Смысл понятен — Аким Янович заскучавши. Опять и сызнова.
Дальше — по стереотипам. Идти навстречу — нет. Младший идёт к старшему. Старше Акима... Рюриковичи. Всё.
Телеграфа он не понимает, форма деятельности "работа с документами" — с души воротит, "доверенных лиц" — нет. И — скучно ему. Очень. А тут... на голов приказных топнул, кулаком грюкнул, вятшизм свой выказал. Пришли пришлые — снова: гонор почесал, уважение получил, слов наговорил... При деле.

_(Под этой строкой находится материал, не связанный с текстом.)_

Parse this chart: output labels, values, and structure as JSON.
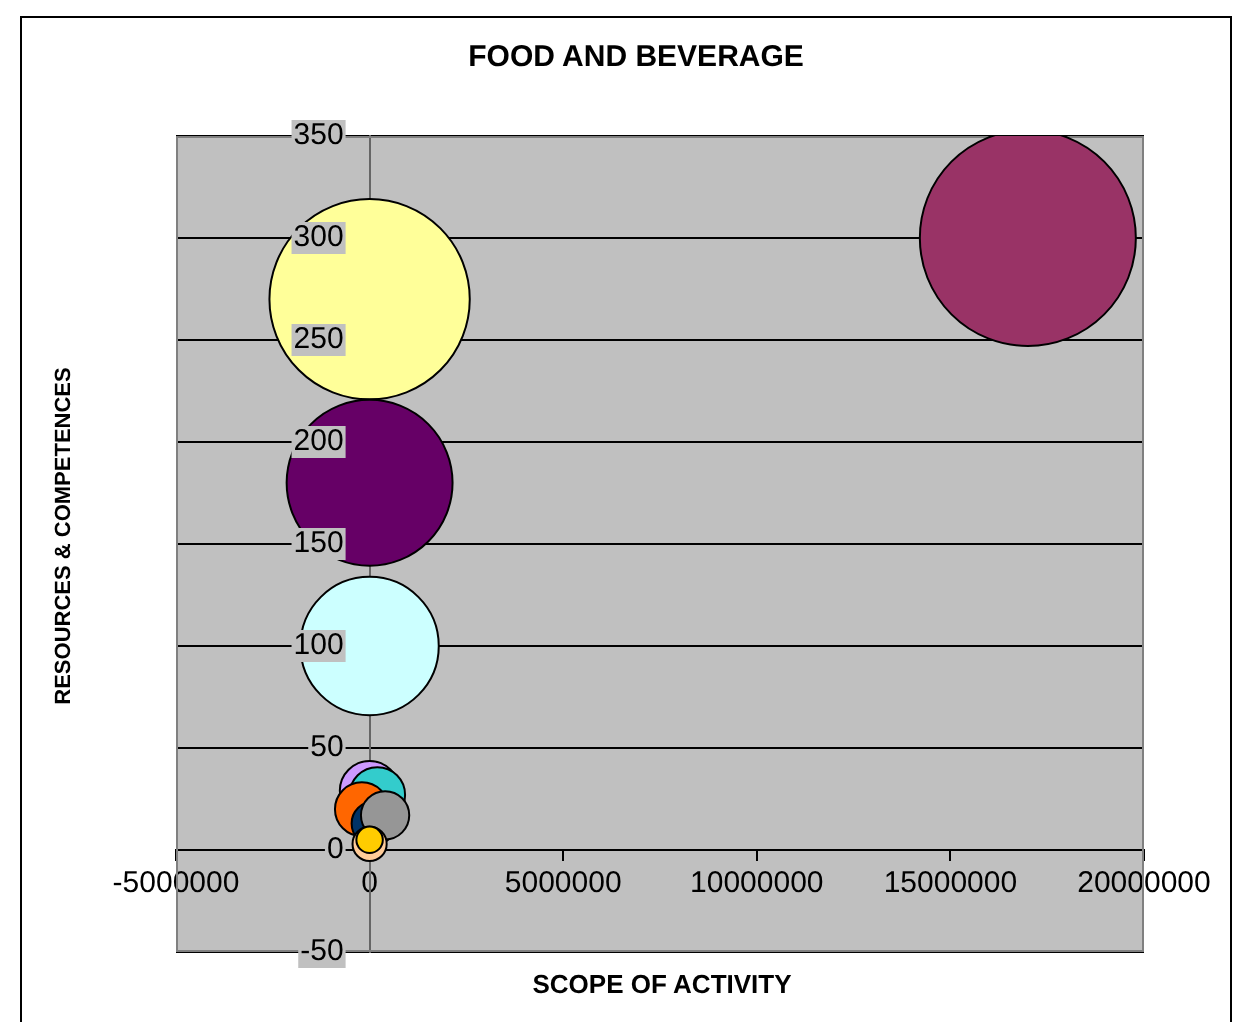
{
  "chart_data": {
    "type": "bubble",
    "title": "FOOD AND BEVERAGE",
    "xlabel": "SCOPE OF ACTIVITY",
    "ylabel": "RESOURCES & COMPETENCES",
    "x": [
      17000000,
      0,
      0,
      0,
      0,
      200000,
      -200000,
      100000,
      400000,
      0,
      0
    ],
    "values": [
      300,
      270,
      180,
      100,
      29,
      27,
      20,
      13,
      17,
      3,
      5
    ],
    "sizes": [
      1,
      0.86,
      0.59,
      0.41,
      0.076,
      0.066,
      0.062,
      0.041,
      0.05,
      0.025,
      0.015
    ],
    "colors": [
      "#993366",
      "#ffff99",
      "#660066",
      "#ccffff",
      "#cc99ff",
      "#33cccc",
      "#ff6600",
      "#003366",
      "#969696",
      "#ffcc99",
      "#ffcc00"
    ],
    "xlim": [
      -5000000,
      20000000
    ],
    "xticks": [
      -5000000,
      0,
      5000000,
      10000000,
      15000000,
      20000000
    ],
    "ylim": [
      -50,
      350
    ],
    "yticks": [
      -50,
      0,
      50,
      100,
      150,
      200,
      250,
      300,
      350
    ],
    "grid": "y"
  }
}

В бумагу, в которой глупость написана, хоть плюй, хоть нет — бестолку. А в морду, которая глупость сказала — с удовольствием. Азартно, весело.
Итого.
Помнится, я собирался наказывать за ошибку, за допуск посторонних в город — Агафью. Типа: "ближники не должны ошибаться". А тут выясняется, что виновник Аким. Ошибка — следствие глупого гонора, неспособности воспринимать новые технологии, служебных упущений.
Негоден. Жаль.
Надо его как-то... снять с места.
Прежде — обдумать. Потом.
— Та-ак... Ну и что за люди пришли — выяснил?
Аким, то недовольно фыркая, то ругаясь вполголоса, переодеваясь в присланное Гапой сухое платье, сообщил подробности.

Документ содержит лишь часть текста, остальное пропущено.